Teachers, dressed in black as a sign of solidarity, attended the Clay Community School Board of Trustees meeting Thursday night at North Clay Middle School.
Clay Community Classroom Teachers' Association President Russ True was the first to step to the podium. He reminded everyone how the association was organized and the great lengths taken to insure no teacher has to fear reprisal for their opinions on contract negotiations or possible job actions.
More than 200 teachers are unified in their cause and the only fear voiced by a teacher is of reprisals from the school board, True said.
After a lengthy round of applause, three other teachers came forward to speak about issues upsetting the group.
"As an elementary teacher I put in an extra 10 to 12 hours minimum per week past contract time grading papers, lesson planning, meeting with parents, buying supplies for projects, attending in-services, doing bulletin boards and countless other tasks associated with teaching," said East Side Elementary fifth-grade teacher Ellen Packard.
Teachers can spend $1,000 a year on supply items like construction paper, glue, paint, pencils, cooking supplies and reward items for students, she said. There are also basic classroom supplies like chalk, file folders, index cards, tape, markers, staplers, scissors, paper clips, rubber bands and other materials in a typical school year.

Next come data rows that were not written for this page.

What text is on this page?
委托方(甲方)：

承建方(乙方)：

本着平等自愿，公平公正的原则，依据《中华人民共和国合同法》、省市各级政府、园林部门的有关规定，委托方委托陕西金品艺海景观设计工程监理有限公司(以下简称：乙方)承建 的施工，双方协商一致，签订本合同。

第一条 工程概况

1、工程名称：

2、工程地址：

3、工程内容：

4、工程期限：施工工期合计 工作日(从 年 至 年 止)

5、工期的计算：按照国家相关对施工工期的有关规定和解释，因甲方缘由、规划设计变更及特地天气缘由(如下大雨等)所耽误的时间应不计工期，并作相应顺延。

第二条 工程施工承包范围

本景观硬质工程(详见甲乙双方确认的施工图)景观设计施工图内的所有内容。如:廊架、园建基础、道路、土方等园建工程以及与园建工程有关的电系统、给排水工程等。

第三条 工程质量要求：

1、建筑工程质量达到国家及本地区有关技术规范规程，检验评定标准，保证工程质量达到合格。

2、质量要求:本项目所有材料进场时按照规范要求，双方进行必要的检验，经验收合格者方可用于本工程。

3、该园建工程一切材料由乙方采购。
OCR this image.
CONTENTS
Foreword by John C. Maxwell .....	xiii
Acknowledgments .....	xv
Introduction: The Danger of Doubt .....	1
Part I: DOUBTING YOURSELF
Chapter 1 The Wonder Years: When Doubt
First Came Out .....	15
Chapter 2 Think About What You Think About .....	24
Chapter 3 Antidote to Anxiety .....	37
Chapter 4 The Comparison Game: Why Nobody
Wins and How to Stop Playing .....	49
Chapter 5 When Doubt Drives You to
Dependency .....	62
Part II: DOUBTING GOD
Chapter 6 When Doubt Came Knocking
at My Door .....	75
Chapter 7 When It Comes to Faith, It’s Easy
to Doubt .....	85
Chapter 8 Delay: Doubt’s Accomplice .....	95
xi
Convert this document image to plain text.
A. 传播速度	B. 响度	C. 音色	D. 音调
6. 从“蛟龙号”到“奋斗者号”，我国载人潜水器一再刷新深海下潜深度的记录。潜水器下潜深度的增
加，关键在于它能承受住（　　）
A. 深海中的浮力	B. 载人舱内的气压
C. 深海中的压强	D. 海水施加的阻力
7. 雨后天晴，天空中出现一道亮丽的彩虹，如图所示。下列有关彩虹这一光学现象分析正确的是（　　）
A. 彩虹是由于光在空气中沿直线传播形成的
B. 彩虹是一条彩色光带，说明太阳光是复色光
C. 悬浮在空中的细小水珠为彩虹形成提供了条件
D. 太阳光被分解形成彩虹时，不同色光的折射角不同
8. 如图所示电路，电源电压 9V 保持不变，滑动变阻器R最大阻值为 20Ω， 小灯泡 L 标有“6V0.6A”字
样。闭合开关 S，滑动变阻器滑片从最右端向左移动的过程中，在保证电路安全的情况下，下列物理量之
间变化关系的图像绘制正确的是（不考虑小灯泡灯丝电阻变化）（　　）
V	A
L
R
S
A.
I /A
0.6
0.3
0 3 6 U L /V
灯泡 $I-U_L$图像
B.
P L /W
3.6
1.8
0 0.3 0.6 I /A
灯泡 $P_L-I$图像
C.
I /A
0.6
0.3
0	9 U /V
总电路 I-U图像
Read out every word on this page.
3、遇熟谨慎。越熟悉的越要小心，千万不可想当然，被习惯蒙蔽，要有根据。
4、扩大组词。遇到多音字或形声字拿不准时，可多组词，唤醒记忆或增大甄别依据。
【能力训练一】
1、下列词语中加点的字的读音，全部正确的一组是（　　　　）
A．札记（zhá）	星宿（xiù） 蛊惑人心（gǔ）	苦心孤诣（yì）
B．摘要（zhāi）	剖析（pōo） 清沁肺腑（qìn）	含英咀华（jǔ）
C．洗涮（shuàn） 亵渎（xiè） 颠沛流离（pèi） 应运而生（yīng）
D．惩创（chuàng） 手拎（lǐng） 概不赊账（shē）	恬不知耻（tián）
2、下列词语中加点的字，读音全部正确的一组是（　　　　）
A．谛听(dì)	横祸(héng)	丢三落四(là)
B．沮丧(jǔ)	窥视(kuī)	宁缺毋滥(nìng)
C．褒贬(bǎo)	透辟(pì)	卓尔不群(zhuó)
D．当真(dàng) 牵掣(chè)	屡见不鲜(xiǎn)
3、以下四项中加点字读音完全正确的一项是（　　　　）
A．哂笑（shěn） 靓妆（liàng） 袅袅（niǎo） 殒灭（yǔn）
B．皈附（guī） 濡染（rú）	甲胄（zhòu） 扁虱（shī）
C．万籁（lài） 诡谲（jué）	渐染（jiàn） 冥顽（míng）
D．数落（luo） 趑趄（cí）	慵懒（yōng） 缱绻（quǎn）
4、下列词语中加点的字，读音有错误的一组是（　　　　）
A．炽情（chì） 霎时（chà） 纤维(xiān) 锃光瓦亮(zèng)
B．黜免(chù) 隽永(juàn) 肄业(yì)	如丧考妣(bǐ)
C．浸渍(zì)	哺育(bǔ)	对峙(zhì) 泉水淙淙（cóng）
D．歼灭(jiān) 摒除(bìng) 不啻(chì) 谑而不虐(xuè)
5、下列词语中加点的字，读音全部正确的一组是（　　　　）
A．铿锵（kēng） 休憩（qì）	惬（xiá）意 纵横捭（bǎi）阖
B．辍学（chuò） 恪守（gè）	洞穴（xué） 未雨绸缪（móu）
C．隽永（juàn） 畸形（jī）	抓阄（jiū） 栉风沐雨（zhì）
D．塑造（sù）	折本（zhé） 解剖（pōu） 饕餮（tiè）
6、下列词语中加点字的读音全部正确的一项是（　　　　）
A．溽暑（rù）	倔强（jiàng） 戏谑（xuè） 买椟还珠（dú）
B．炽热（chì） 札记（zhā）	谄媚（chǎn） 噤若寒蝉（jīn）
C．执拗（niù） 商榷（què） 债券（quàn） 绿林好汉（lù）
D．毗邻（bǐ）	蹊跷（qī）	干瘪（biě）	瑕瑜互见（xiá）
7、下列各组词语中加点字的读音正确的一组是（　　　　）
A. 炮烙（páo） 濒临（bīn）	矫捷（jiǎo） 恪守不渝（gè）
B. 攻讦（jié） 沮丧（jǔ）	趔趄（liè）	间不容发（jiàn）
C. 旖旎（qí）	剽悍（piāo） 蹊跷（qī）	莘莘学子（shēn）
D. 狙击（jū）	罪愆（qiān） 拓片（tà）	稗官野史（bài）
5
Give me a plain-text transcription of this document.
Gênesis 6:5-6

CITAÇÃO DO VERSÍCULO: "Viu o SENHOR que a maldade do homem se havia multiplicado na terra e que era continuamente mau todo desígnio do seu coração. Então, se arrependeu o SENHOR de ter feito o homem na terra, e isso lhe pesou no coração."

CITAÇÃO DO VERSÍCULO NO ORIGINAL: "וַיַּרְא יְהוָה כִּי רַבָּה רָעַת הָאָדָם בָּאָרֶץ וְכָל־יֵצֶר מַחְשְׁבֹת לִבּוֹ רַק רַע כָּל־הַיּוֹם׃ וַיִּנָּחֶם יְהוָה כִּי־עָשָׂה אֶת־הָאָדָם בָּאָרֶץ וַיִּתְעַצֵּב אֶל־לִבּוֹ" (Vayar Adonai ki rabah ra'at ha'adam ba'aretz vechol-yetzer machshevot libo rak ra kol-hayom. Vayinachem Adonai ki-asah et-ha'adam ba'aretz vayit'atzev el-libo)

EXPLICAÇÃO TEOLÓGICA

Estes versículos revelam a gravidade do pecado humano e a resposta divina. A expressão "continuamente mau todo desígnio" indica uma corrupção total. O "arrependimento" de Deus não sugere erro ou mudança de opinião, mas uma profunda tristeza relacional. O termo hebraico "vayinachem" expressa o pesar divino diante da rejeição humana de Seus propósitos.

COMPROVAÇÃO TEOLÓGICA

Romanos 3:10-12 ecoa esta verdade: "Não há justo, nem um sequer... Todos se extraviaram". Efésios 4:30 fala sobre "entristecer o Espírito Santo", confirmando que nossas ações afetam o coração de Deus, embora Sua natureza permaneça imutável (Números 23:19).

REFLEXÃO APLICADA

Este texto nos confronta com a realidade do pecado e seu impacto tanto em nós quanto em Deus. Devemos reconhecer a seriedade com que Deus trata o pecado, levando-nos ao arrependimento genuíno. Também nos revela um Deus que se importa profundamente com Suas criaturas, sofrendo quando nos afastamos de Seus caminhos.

While the corporation agrees each school has a limited supply budget, teachers say they have been picking up the slack.
"When asked last year by the administration how we could save money as a corporation, my thoughts were, 'I can't save the corporation money when I'm already $1,000 in the red,'" she said.
Mandatory license recertification was also a frustrating issue for Packard, who said those expenses are not paid by the school corporation, unlike other school corporations in Indiana and elsewhere. She did not give examples.
"I do not like the implication made by the school board in the January presentation that we only work four hours and 50 minutes per day because it is simply not accurate. I do not appreciate the insinuation that during my prep time I'm not working to benefit the students in my classroom," Packard said. "I don't like my pay scale being compared to the pay scale of other jobs where the requirements are much less."
"No student has ever been turned away by a teacher when seeking help," said North Clay Middle School teacher Jane Penry. "Why do we do this? We have done it simply because we care. We want to do this because it is what's best for our students and our community."
Northview High School teacher John Pliskin said the teaching time is highly misleading when considering all the other ways a teacher spends time with students. Monitoring hallways between classes, study hall duty, Saturday conferences, writing college recommendations for students, tutoring and even taking students home who have missed the bus are just a few of the things teachers do to interact with their students during the day, he said.
"Many teachers are grading papers during their lunch periods, at sporting events, on airplanes and while visiting relatives," he said. "One teacher even reported grading papers while in labor."
The only person to speak at the meeting who wasn't a teacher was former school board member Dr. Forest Buell.
"You have to consider each and every student that comes through the door. The teachers' association has to take some responsibility for some of the financial problems. I think (the problems) are going to be long-term this time, they're not going away and it is going to take sacrifices to arrive at solutions that are best for students," he said.
"The teachers' association, school board and the public need to work together," Buell said. "Job actions do nothing to solve money problems and only shortfalls education in the classroom. There are consequences (from job actions) to students and their participation in school."
Board member Terry Barr said she understood the group's anger over the reported classroom teaching time and it was not intended as a slap in their faces. She apologized for any misunderstanding.
She told the crowd that because of the importance of a teacher's job they are paid more money than the average worker in Clay County, but, "What good is it to give raises to teachers and then turn around and RIF (Reduction In Force) teachers next year?"
Barr said she had the utmost respect for teachers, but they needed to pick themselves up and create a plan for the impossible.
"Teachers are amazing individuals, I know you can do it," she said. "But I do want you to know that I'm throwing unsigned letters in the trash. If your opinion isn't worth putting your name to don't send it."